When I think of Silver, Gold or Platinum, I think of categories of frequent fliers--but that nomenclature has made its way into networking as well, as a way for carriers to describe the class of service assigned to MPLS traffic.
The frequent flier analogy vis-à-vis MPLS brings to mind that George Clooney movie "Up in the Air," where he portrayed a road warrior obsessed with hitting the one million mile mark. The funny thing nowadays about being Silver, Gold, or Platinum is that it has nothing to do with what you paid for the ticket, it’s about how much you fly. Paying more for a seat doesn’t get a person from point A to B any quicker, so if speed was the only criterion, no one would ever ride first class.

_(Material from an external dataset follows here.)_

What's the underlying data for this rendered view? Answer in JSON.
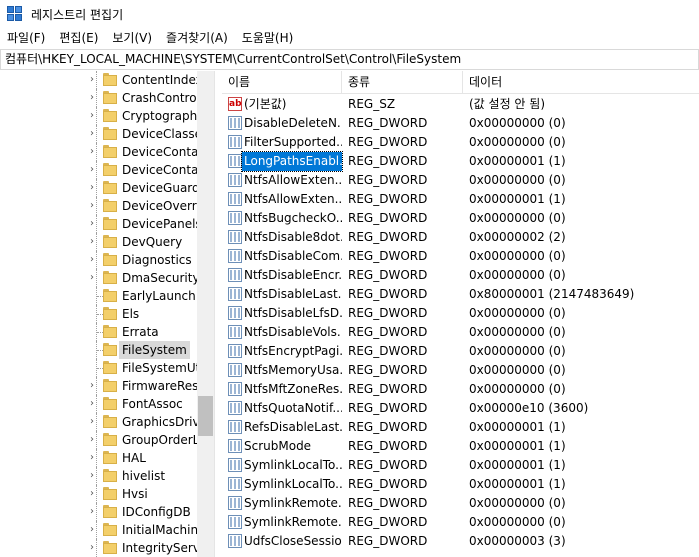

In the movie, Clooney’s character was a "hired gun" who went into companies and fired people, up to 100 in a single day, as part of corporate restructurings and layoffs. The irony was that eventually this man was himself made obsolete by technology. People were now being "tele-sacked" (to coin a new term) as telepresence technology was used to give people the bad news.
I was recently looking at the "Silver, Gold, and Platinum" CoS options from a number of telecom carriers and it reminded me of the complexity of airline fares. If you were a Z fare, you could upgrade to first class for $50 but if you were a V fare, it would cost you $250. And if you wanted an extra carry-on bag in first class, well, that would be another $50. I have to wonder: with all the "hidden fares" that some telcos are building into their MPLS pricing, are they driving away customers?
If the Internet has taught us one thing, it is that people want simplicity: a pricing plan that is easy to understand and plan for. A Fortune 500 IT executive has a hard enough time predicting what other functional executives might need from IT in the next 3, 6, or 12 months. Wouldn’t life be easier if an MPLS carrier didn’t charge for CoS? That would allow an IT department to instantly reclassify and prioritize traffic according to business application needs without having to first negotiate a new contract or place a new order with a telco.
If enterprises had to pay by the byte for the Internet when it became commercialized, it never would have taken off. I kinda feel that way about Unified Communications. I mean, if I assigned my email to the “real-time” queue of my network, I would be defeating the purpose of QoS. There is no “agency conflict”--as business theorists would call it--with free CoS, A telco and its customer’s interests are aligned—so why would a telco discourage it’s adoption?